Another (admittedly smaller) section of gamers may also want to step off when they hear that this PSVR title offers no official Aim Controller support. Bundled with first-party titles like Farpoint and Bravo Team, while also being supported and used to great effect in third-party titles like Doom VFR, the Aim controller's twin sticks would be a perfect fit for a game like this. Once again, common sense didn't prevail for reasons I cannot rightly explain. There's no word on a rectifying patch either, so don't hold your breath.
What is on offer are two different control avenues: a traditional DualShock 4 option, or you can use two Move Controllers. The former basically handles movement like any traditional shooter but this time the aiming reticle is linked to your face movement. It's perfectly serviceable but I prefer the latter option that uses Sony's proprietary glowy lollipops. Double-fisting Moves will give you full, independent control of your virtual mitts (which are filled with beefy guns).
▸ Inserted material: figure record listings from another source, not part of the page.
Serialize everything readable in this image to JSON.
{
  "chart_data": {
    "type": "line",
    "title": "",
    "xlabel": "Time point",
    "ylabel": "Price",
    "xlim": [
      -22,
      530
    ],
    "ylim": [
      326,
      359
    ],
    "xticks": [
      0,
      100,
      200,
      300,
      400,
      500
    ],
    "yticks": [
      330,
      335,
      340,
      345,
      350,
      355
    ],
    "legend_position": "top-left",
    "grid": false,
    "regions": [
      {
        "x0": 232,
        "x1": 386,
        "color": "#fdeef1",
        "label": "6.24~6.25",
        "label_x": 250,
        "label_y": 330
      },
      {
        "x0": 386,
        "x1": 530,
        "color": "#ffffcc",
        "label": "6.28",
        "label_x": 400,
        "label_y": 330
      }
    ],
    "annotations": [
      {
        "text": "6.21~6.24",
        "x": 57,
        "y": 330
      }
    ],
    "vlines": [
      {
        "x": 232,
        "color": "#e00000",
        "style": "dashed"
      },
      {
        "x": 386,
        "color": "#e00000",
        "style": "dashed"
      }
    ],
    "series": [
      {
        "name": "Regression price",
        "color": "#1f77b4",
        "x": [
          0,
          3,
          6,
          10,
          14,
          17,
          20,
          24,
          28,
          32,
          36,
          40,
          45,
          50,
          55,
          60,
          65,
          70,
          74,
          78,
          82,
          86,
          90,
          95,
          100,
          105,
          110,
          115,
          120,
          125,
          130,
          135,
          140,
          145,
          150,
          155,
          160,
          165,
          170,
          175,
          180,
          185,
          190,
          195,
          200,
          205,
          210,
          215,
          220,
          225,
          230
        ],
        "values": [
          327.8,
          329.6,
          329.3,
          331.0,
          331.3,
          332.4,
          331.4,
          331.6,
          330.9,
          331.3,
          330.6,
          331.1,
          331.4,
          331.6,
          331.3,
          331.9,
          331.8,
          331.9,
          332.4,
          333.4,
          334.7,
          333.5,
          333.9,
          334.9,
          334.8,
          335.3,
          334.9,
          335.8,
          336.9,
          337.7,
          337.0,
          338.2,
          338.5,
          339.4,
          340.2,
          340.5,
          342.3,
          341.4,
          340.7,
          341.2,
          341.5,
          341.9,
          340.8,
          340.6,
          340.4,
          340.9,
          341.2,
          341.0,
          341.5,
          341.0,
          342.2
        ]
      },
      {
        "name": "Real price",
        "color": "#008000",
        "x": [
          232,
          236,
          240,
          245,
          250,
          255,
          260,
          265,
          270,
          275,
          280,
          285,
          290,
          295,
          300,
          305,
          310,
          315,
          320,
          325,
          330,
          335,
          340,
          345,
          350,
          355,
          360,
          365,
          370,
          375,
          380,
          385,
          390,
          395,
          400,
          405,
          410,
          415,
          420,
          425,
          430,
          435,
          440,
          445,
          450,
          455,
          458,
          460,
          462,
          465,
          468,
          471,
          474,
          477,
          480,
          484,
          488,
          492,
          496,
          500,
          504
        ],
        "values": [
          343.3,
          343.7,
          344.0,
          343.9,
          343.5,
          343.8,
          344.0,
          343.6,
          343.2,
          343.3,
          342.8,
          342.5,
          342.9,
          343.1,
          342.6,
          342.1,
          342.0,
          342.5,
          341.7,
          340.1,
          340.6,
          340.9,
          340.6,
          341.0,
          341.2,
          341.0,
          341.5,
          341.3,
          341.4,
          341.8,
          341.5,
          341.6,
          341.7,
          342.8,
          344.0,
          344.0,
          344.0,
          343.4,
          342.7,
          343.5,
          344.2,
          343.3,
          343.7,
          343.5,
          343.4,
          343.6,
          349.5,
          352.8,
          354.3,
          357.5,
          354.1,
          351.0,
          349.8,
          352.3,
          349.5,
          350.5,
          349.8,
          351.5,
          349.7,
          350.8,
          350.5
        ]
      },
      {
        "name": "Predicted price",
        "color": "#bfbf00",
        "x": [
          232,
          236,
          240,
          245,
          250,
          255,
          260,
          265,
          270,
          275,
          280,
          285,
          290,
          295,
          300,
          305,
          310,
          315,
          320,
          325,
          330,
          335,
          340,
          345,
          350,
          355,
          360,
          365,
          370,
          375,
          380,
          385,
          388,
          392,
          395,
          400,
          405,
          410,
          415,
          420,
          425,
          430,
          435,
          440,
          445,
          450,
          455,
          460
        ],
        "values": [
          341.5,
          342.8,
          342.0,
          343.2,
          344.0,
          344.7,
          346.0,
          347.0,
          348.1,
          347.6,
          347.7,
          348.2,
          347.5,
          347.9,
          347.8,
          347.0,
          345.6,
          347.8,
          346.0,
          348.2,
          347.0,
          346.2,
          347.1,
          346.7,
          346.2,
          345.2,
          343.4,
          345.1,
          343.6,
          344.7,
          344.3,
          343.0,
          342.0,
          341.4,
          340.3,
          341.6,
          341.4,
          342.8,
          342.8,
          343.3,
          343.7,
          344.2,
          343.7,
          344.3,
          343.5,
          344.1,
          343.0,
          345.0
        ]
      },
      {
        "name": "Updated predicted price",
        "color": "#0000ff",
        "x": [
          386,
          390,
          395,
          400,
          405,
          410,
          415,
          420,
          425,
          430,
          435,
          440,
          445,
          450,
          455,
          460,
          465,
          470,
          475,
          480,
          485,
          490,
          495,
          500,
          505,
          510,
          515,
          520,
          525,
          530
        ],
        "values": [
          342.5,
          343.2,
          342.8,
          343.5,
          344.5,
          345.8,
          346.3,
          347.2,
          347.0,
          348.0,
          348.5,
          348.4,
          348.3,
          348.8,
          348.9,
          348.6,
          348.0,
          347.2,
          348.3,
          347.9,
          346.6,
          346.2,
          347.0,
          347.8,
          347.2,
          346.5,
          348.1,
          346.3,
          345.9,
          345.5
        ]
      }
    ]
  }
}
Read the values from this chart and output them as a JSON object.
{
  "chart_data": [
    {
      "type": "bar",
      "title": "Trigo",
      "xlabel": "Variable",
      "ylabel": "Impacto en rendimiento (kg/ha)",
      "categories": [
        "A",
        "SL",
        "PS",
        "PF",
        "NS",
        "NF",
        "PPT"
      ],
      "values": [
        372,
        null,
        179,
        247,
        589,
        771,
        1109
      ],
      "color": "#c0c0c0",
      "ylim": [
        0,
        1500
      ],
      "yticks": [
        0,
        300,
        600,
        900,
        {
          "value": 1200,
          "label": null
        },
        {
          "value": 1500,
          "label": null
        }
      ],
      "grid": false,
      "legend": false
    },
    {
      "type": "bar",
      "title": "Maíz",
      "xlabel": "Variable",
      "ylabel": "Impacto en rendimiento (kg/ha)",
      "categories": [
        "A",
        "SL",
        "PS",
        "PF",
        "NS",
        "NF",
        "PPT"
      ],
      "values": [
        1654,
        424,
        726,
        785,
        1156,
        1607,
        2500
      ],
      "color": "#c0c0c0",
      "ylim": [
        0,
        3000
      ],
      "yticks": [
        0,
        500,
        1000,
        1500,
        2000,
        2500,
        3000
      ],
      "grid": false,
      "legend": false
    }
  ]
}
Your forward locomotion can either be achieved by pushing a button to walk wherever your eyes are looking (with the face buttons used for strafing) or you can hopscotch about with a teleport function. Sounds complex in writing but you'll be a pro in ten minutes, tops.
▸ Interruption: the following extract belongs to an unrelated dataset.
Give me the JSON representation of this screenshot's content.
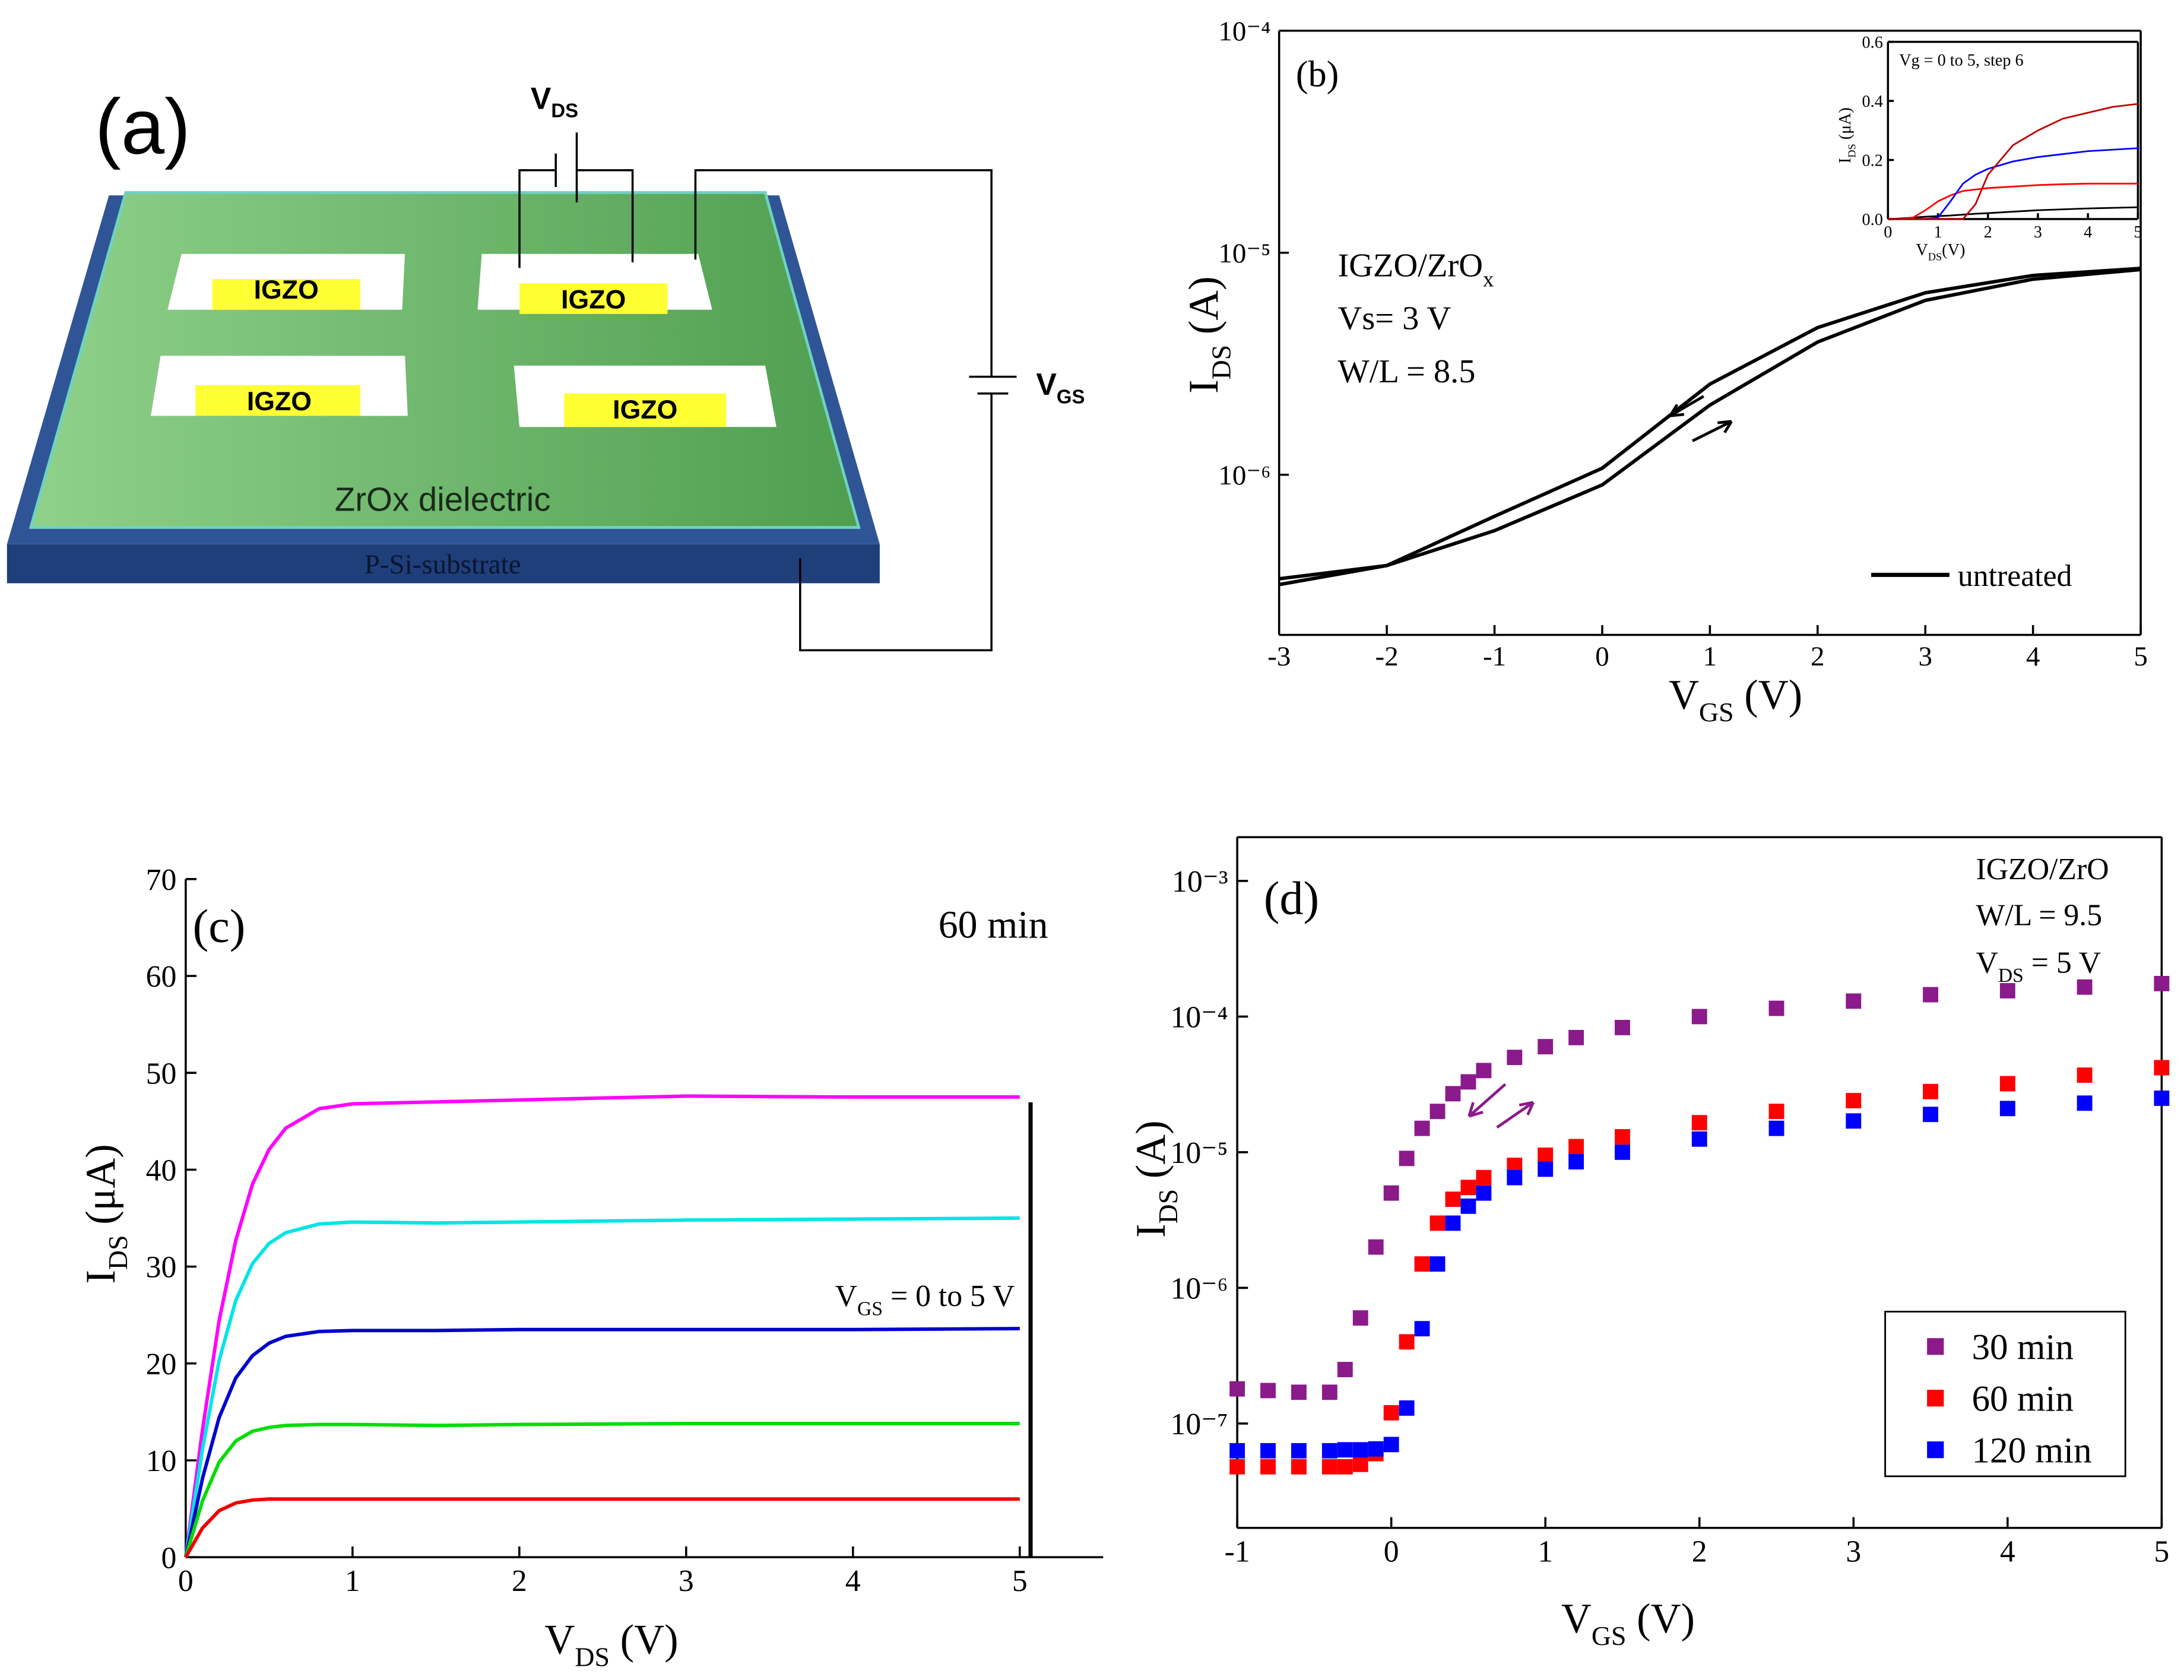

There are also a range of comfort options to ensure you don't lose your lunch while trying not to lose your life. You can toggle camera behaviours like tunnel vision, tunnel fading, avatar height and you can switch between smooth (labelled in-game as "gradual") or snap angled turning. Honestly, I could fill up an entire article on the many different control options and combinations available in the options menu for Borderlands 2 VR. What's on offer here is a credit to Gearbox and I'd honestly be surprised if you couldn't find a series of tweaks that bring your motion sickness down to acceptable levels. Hell, Gearbox even throws in a new BAMF button (read: a cooldown-restricted slow-motion mechanic) to ensure you don't get overwhelmed by mobs of enemies.
Is Borderlands 2 VR worth your hard-earned cash and 12GB of space when everything's said, done and shot in the face? Yes and no. The novelty factor of truly "being in" the madcap, ultra-violent world of Pandora cannot be denied, especially if you're brand new to the series. That said, so much potential has been squandered here. To a veteran, the tightfisted and/or half-arsed approach to content, controller support and co-op functionality is about as annoying as the Bane (perspective for outsiders: the Bane is an SMG that shrieks high-pitched gibberish when you fire it).